Ama ben yine de benim gibi düşünenlerin çoğunlukta olduğuna inanıyorum.

***

Fakat istemeseniz de bir gün geliyor, her şeyiniz ortaya dökülüyor.

Sırf sevgilinizin duyacağını zannederek sarf ettiğiniz en müstehcen sözleriniz...

Geceliğinizin, iç çamaşırınızın rengi...

İnsanlar kahvelerini yudumlarken okuyorlar bunları.

‘Hop, n’oluyor!’ da diyemiyorsunuz üstelik.

Artık yaşamıyor oluyorsunuz çünkü.

Evet bir cinayet ya da intihar sonucunda ölen herkesin başına geliyor neredeyse bu dediğim.

Her gün bir örneğine rastlıyoruz gazetelerde.

Olayın aydınlatılması için bütün detaylar gerekli olabilir. Ama bunları bütün Türkiye’nin bilmesi, duyması da gerek midir?

‘Amaaan, ben benden gittikten sonra...’ diyebilirsiniz tabii.

Ben diyemem şahsen.

Ölümümden sonra da olsa hayatımın böyle afişe edilmesini hiç istemem.

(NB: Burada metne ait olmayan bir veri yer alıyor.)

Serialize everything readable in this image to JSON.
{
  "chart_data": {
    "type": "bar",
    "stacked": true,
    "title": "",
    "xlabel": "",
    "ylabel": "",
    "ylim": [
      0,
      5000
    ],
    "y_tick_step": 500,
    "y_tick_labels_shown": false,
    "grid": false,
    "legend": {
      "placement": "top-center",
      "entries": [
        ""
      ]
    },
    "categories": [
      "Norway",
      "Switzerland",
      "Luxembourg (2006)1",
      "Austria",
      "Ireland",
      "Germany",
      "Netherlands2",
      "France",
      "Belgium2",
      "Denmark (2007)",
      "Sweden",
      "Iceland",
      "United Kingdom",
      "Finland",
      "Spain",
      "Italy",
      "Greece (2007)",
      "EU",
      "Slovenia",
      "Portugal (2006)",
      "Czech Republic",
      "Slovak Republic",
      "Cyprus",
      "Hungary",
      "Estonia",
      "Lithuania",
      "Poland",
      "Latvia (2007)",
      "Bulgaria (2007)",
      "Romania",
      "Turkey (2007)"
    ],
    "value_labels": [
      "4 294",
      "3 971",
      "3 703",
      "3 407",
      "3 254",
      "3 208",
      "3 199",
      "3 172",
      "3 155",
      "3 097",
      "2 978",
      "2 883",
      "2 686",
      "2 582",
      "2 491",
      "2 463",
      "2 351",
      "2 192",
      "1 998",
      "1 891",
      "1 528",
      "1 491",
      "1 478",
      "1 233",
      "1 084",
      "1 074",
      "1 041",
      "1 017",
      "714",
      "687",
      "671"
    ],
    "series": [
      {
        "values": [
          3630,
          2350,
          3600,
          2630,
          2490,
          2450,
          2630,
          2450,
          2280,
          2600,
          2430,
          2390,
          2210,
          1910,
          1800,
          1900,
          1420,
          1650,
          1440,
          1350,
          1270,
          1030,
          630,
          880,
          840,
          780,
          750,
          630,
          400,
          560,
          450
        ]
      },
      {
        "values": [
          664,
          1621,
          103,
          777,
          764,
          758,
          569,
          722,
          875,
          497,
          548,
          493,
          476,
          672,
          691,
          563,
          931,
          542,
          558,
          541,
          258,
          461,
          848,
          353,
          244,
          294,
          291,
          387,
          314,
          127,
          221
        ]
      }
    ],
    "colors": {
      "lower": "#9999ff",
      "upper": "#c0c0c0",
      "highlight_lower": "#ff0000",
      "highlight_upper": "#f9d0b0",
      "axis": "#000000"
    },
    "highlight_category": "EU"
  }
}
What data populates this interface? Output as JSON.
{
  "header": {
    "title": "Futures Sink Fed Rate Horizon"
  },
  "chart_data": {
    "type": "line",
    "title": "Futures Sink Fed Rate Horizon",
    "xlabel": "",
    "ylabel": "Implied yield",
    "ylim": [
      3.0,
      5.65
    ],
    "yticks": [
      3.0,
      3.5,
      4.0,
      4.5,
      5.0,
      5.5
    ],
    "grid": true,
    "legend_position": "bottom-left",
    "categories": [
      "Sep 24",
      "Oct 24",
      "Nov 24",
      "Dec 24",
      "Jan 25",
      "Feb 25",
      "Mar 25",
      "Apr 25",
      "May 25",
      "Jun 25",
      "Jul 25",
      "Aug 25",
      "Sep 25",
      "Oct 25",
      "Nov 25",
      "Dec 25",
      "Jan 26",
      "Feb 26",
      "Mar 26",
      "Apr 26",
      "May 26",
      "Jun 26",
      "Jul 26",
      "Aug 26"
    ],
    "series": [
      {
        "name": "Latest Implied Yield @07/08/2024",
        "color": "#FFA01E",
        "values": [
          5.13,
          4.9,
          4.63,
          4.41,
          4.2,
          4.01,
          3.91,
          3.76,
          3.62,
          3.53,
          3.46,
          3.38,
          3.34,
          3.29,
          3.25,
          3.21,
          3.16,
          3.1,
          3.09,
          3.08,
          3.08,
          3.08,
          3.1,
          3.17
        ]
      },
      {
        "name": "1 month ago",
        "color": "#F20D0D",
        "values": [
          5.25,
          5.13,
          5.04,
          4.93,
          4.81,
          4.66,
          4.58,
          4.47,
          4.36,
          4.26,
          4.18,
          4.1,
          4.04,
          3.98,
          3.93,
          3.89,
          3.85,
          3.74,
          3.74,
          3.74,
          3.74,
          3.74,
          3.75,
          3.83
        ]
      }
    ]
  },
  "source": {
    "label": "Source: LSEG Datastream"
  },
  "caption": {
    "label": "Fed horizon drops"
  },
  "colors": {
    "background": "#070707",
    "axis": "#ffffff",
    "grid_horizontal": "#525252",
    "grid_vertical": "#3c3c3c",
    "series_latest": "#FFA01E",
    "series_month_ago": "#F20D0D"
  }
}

Onun için bu tarz haberleri kendi çapımda protesto ediyorum, okumuyorum. Ben bilmeyeyim bari. Bir kişi bir kişidir.

MIŞ-MUŞ

Evi 4 kez soyulan gazete yöneticisine polis, ‘Siz en iyisi bir silah alın’ demiş.

Hatta eliniz değmişken biraz da devriye gezin!

*

Kültür ve Turizm Bakanı Koç, ‘110 kiloluk balerinlerimiz var’ demiş.

Sonra ağzı var diye habire konuşan bakanlarımız var.

*

Erdoğan, ‘Avrupa bizimle şaka yapmasın, konuşmaları keseriz’ demiş.

Kadir İnanır, yerini Erdoğan’a bıraktı.